A problem is here the unique determination of the cell frame on the basis of an estimated shape function (additionally the determination of pin is problematic). If later realizations cannot fulfil the frame restrictions the chip assembly phase has to compensate by means of cell enlargement, normally resulting in dead area. Without going into detail concerning possible kinds of errors it can be said that extensive tests have shown the impossibility of area estimation with a deviation of less than 10 - 15%. In the worst-case it can be even greater. In most cases this is inacceptable. One possibility to react upon deviations in top-down chip planning is to return to the shape function estimation phase and to change estimation parameters to gain shape functions of better quality. This would be a design iteration step which should have been avoided. A second possibility is to use realizations (layouts) of critical cells (using macros or multi-macros instead of flexible cells). The giving up of flexibility leads to loss of design quality, too.
A solution is the try to balance the deviations across several hierarchy levels in several phases. This approach is pursued in the Three-Phase chip planning method as described in the following.
So, it is useful after computing a floorplan of the CUD to perform an adjustment planning step for the supercell before continuing the top-down planning process at the subcell level. The deviations at the current level can be compensated at the supercell level (cf. fig. 4.1.1).
Fig. 4.1.1: Adjustment Process
There are three steps in the Three-Phase planning which we denote by greek letters ALPHA, BETA, and GAMMA. After planning the subcells at level i+1 (phase ALPHA), we perform an adjustment step at level i (phase GAMMA) before continuing the top-down planning of all subcells at level i+1 (phase BETA). Of course, the cell at level i itself is part of an adjustment process for its supercell on the level i-1. Thus, the three fundamental planning phases ALPHA, BETA, and GAMMA are performed with each cell except for those on top and bottom level. This gave the method its name.
In phase ALPHA we compute an initial floorplan whose topology will be fixed for all future planning steps.

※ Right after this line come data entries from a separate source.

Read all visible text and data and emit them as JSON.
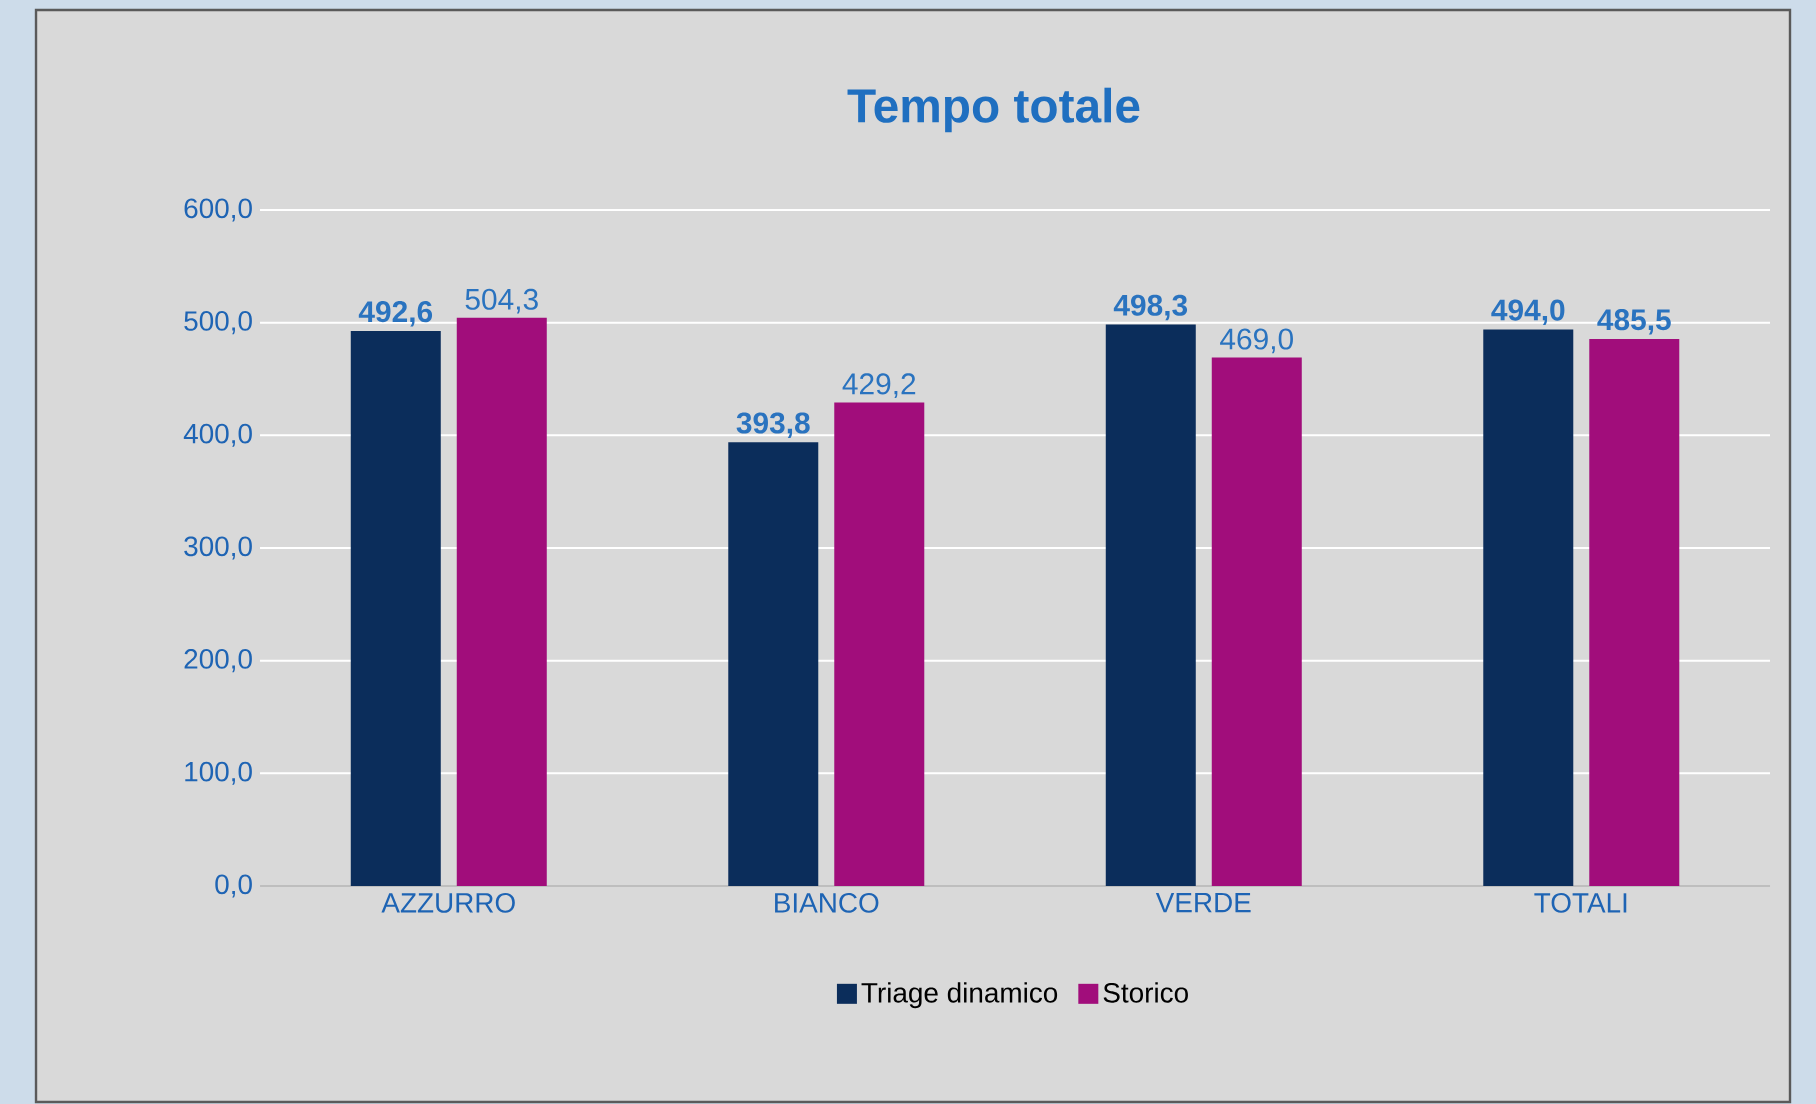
{
  "chart_data": {
    "type": "bar",
    "title": "Tempo totale",
    "categories": [
      "AZZURRO",
      "BIANCO",
      "VERDE",
      "TOTALI"
    ],
    "series": [
      {
        "name": "Triage dinamico",
        "color": "#0b2d5b",
        "values": [
          492.6,
          393.8,
          498.3,
          494.0
        ],
        "value_labels": [
          "**492,6**",
          "**393,8**",
          "**498,3**",
          "**494,0**"
        ]
      },
      {
        "name": "Storico",
        "color": "#a10d7b",
        "values": [
          504.3,
          429.2,
          469.0,
          485.5
        ],
        "value_labels": [
          "504,3",
          "429,2",
          "469,0",
          "**485,5**"
        ]
      }
    ],
    "ylim": [
      0,
      600
    ],
    "yticks": [
      {
        "value": 0,
        "label": "0,0"
      },
      {
        "value": 100,
        "label": "100,0"
      },
      {
        "value": 200,
        "label": "200,0"
      },
      {
        "value": 300,
        "label": "300,0"
      },
      {
        "value": 400,
        "label": "400,0"
      },
      {
        "value": 500,
        "label": "500,0"
      },
      {
        "value": 600,
        "label": "600,0"
      }
    ],
    "grid": "y",
    "legend": "bottom"
  }
}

Since the subcells are still flexible many floorplans with different shapes but the same topology are feasible. We generate a refined shape function that describes all possible shapes of the same topology. This refined shape functions are more precise than shape functions of flexible cells because they rely on a particular topology and a global routing (not only on a rough wiring area estimation). They are input to the supercell adjustment (phase GAMMA).
Phase BETA adjusts the geometry of phase ALPHA to a new input frame. This frame stems from phase GAMMA of the supercell. After this phase the phase ALPHA of the subcell level can start.
Phase GAMMA is used for an adjustment to more precise subcell informations which are given by refined shape functions and computes a new frame for each cell.
In fig. 4.1.2 the process of Three-Phase chip planning on several hierarchy levels is shown in an abstract notation. In fig. 4.1.3 you see the data flow during the three phases. Not drawn is a floorplan which is also passed from ALPHA to BETA and from BETA to GAMMA.
Although there are bottom-up movements, the general direction of the process is top-down.
Fig. 4.1.2: Process of Three-Phase Chip Planning
Fig. 4.1.3: Data Flow in the Three-Phase Chip Planning
In the meaning of stepwise refinement extensions of this method are possible, e. g. splitting of phase GAMMA into several adjustment phases or the inclusion of more levels. Thus the procedure becomes more and more complex and eventually you have to weigh up speed and quality of the design process. It must be considered further that increasing vertical and horizontal dependencies of the phases decrease the possibilities of parallelization.